In her initial response, she shared: “From a business perspective, it’s helpful to have some speciality certifications as a way to market yourself.

“I live and work in the Nashville area (very much a therapy town), and people call our practice almost daily asking what kind of modalities we offer on-top of “basic” talk therapy.”

She went on to share that 40% (or more) of their clients find them looking specifically for Brainspotting, which is a niche brain-based trauma healing modality that most of their staff are trained to provide. (That’s huge!)

But there are a few challenges that come with this:

  • “Brainspotting is all the rage right now” (among several other popularized modalities), which can quickly shift a certification from a clinic “differentiator” to a baseline expectation among clients.

  • When this “market saturation” happens, it becomes challenging to keep standing out,

  • And when it’s hard to stand out, the temptation is to start spending more money to go after more certifications.

Ashland’s advice: To best market your certification, get specific with how you are going to use your certification.

For Ashland, her practice has “an entire page on [their] website describing Brainspotting and how it helps people heal from embodied trauma” (see here), along with videos and explanations for how their modality works for specific client types they work with (in their case, athletes and musicians).

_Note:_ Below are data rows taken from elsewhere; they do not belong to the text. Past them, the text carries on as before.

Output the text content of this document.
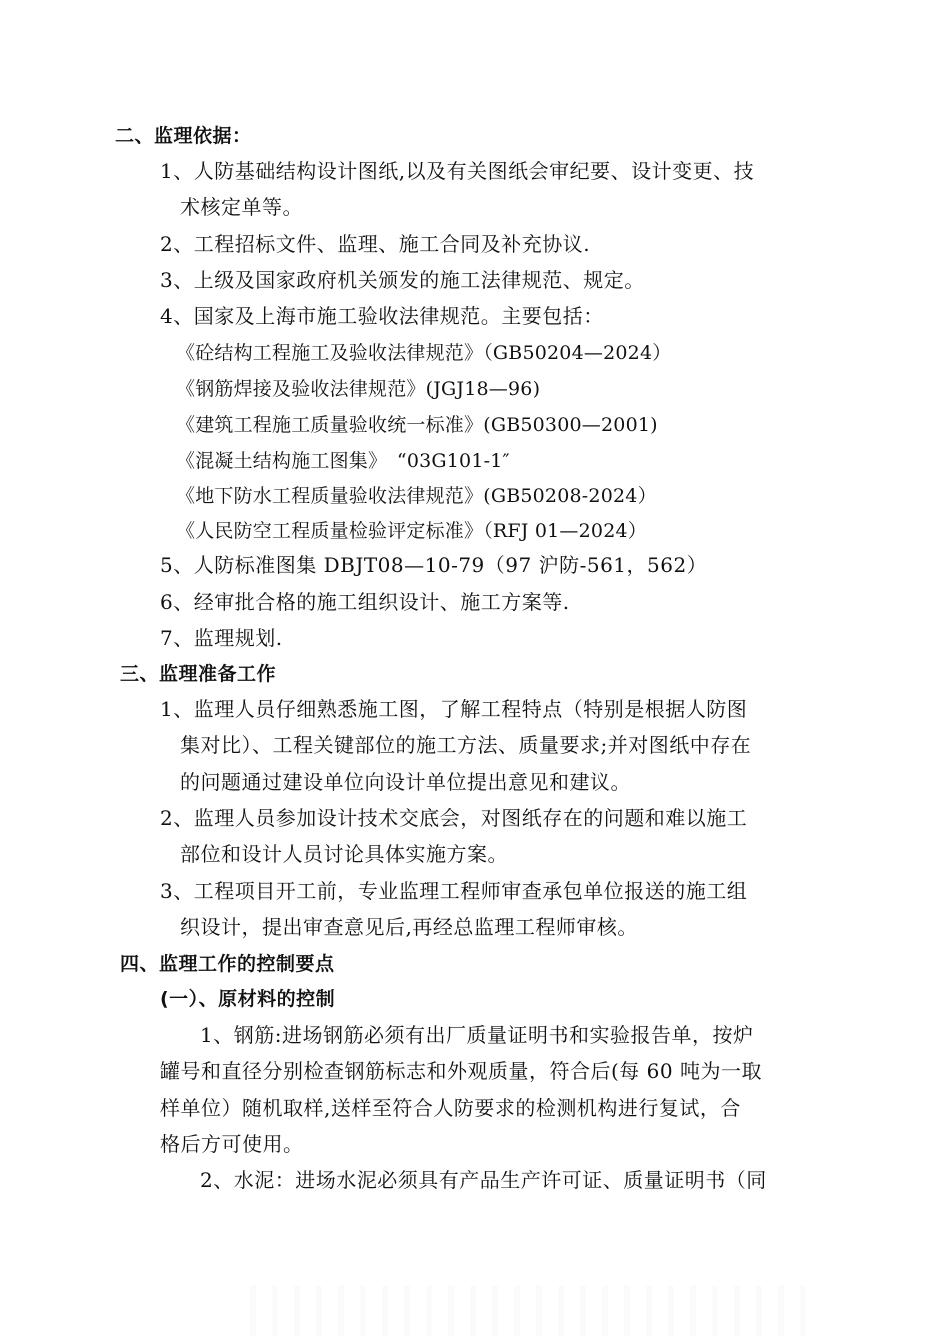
二、监理依据：
1、人防基础结构设计图纸,以及有关图纸会审纪要、设计变更、技
术核定单等。
2、工程招标文件、监理、施工合同及补充协议.
3、上级及国家政府机关颁发的施工法律规范、规定。
4、国家及上海市施工验收法律规范。主要包括：
《砼结构工程施工及验收法律规范》（GB50204—2024）
《钢筋焊接及验收法律规范》(JGJ18—96)
《建筑工程施工质量验收统一标准》(GB50300—2001)
《混凝土结构施工图集》　“03G101-1″
《地下防水工程质量验收法律规范》(GB50208-2024）
《人民防空工程质量检验评定标准》（RFJ 01—2024）
5、人防标准图集 DBJT08—10-79（97 沪防-561，562）
6、经审批合格的施工组织设计、施工方案等.
7、监理规划.
三、监理准备工作
1、监理人员仔细熟悉施工图，了解工程特点（特别是根据人防图
集对比）、工程关键部位的施工方法、质量要求;并对图纸中存在
的问题通过建设单位向设计单位提出意见和建议。
2、监理人员参加设计技术交底会，对图纸存在的问题和难以施工
部位和设计人员讨论具体实施方案。
3、工程项目开工前，专业监理工程师审查承包单位报送的施工组
织设计，提出审查意见后,再经总监理工程师审核。
四、监理工作的控制要点
(一）、原材料的控制
1、钢筋:进场钢筋必须有出厂质量证明书和实验报告单，按炉
罐号和直径分别检查钢筋标志和外观质量，符合后(每 60 吨为一取
样单位）随机取样,送样至符合人防要求的检测机构进行复试，合
格后方可使用。
2、水泥：进场水泥必须具有产品生产许可证、质量证明书（同
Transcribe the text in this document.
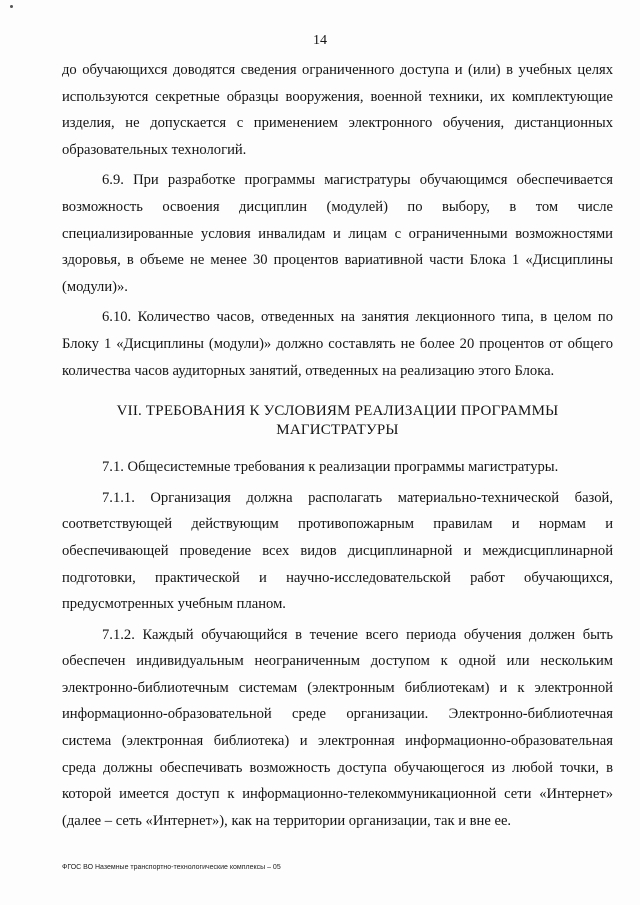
14

до обучающихся доводятся сведения ограниченного доступа и (или) в учебных целях используются секретные образцы вооружения, военной техники, их комплектующие изделия, не допускается с применением электронного обучения, дистанционных образовательных технологий.

6.9. При разработке программы магистратуры обучающимся обеспечивается возможность освоения дисциплин (модулей) по выбору, в том числе специализированные условия инвалидам и лицам с ограниченными возможностями здоровья, в объеме не менее 30 процентов вариативной части Блока 1 «Дисциплины (модули)».

6.10. Количество часов, отведенных на занятия лекционного типа, в целом по Блоку 1 «Дисциплины (модули)» должно составлять не более 20 процентов от общего количества часов аудиторных занятий, отведенных на реализацию этого Блока.

VII. ТРЕБОВАНИЯ К УСЛОВИЯМ РЕАЛИЗАЦИИ ПРОГРАММЫ
МАГИСТРАТУРЫ

7.1. Общесистемные требования к реализации программы магистратуры.

7.1.1. Организация должна располагать материально-технической базой, соответствующей действующим противопожарным правилам и нормам и обеспечивающей проведение всех видов дисциплинарной и междисциплинарной подготовки, практической и научно-исследовательской работ обучающихся, предусмотренных учебным планом.

7.1.2. Каждый обучающийся в течение всего периода обучения должен быть обеспечен индивидуальным неограниченным доступом к одной или нескольким электронно-библиотечным системам (электронным библиотекам) и к электронной информационно-образовательной среде организации. Электронно-библиотечная система (электронная библиотека) и электронная информационно-образовательная среда должны обеспечивать возможность доступа обучающегося из любой точки, в которой имеется доступ к информационно-телекоммуникационной сети «Интернет» (далее – сеть «Интернет»), как на территории организации, так и вне ее.

ФГОС ВО Наземные транспортно-технологические комплексы – 05
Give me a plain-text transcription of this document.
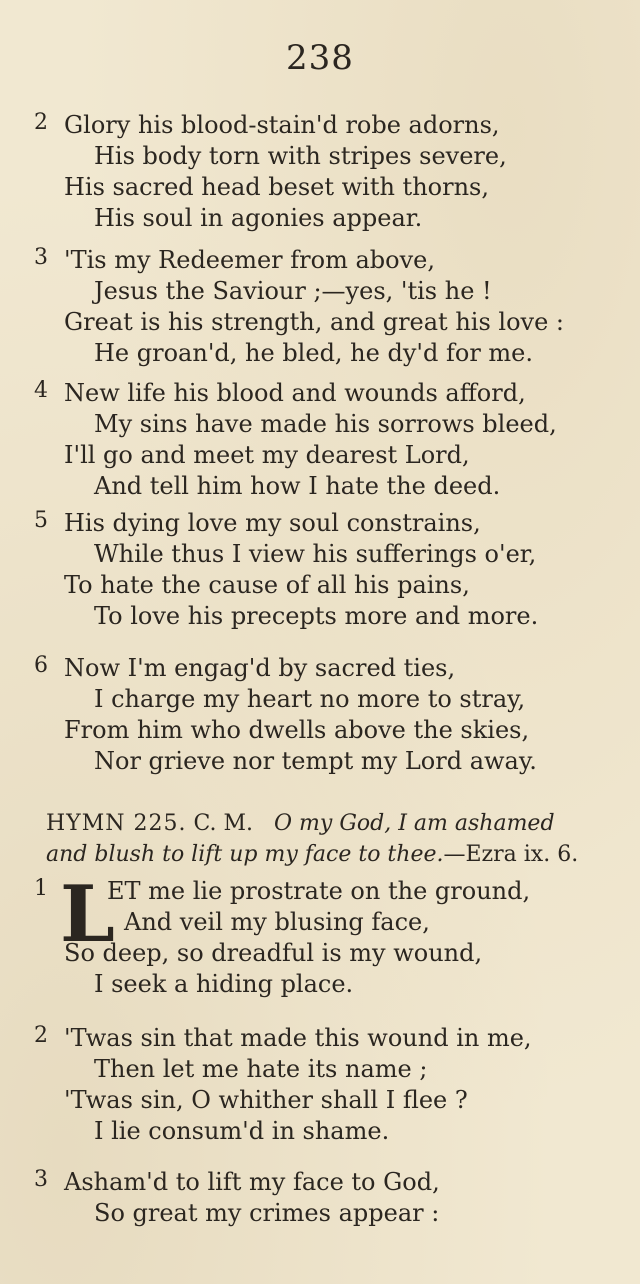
238
2 Glory his blood-stain'd robe adorns,
His body torn with stripes severe,
His sacred head beset with thorns,
His soul in agonies appear.
3 'Tis my Redeemer from above,
Jesus the Saviour ;—yes, 'tis he !
Great is his strength, and great his love :
He groan'd, he bled, he dy'd for me.
4 New life his blood and wounds afford,
My sins have made his sorrows bleed,
I'll go and meet my dearest Lord,
And tell him how I hate the deed.
5 His dying love my soul constrains,
While thus I view his sufferings o'er,
To hate the cause of all his pains,
To love his precepts more and more.
6 Now I'm engag'd by sacred ties,
I charge my heart no more to stray,
From him who dwells above the skies,
Nor grieve nor tempt my Lord away.
HYMN 225. C. M. O my God, I am ashamed
and blush to lift up my face to thee.—Ezra ix. 6.
1	ET me lie prostrate on the ground,
And veil my blusing face,
So deep, so dreadful is my wound,
I seek a hiding place.
L
2 'Twas sin that made this wound in me,
Then let me hate its name ;
'Twas sin, O whither shall I flee ?
I lie consum'd in shame.
3 Asham'd to lift my face to God,
So great my crimes appear :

It’s important to paint a picture of the particular way in which you intend to apply your certification and not be too generalized.

In other words, “what makes you the ideal fit (or not) for a client to work with?”

Some final pieces of advice when it comes to certifications:

  1. Slow down before rushing into certifications (especially earlier in your career).

  2. Certs are expensive- don’t drown yourself in debt or burn your savings prematurely (but, remember they can go towards CEUs, which you have to budget for either way)!

  3. Identify one (MAYBE two) modalities that fit the specific client- and issue-types you are VERY passionate about & go deep with them (and create a financial plan for when it makes sense to start trainings around them).

  4. Take time to share about your new certification - email your personal and referral networks, post on Linkedin (adding it to your description), and create educational content/posts around your cert to educate your network about it.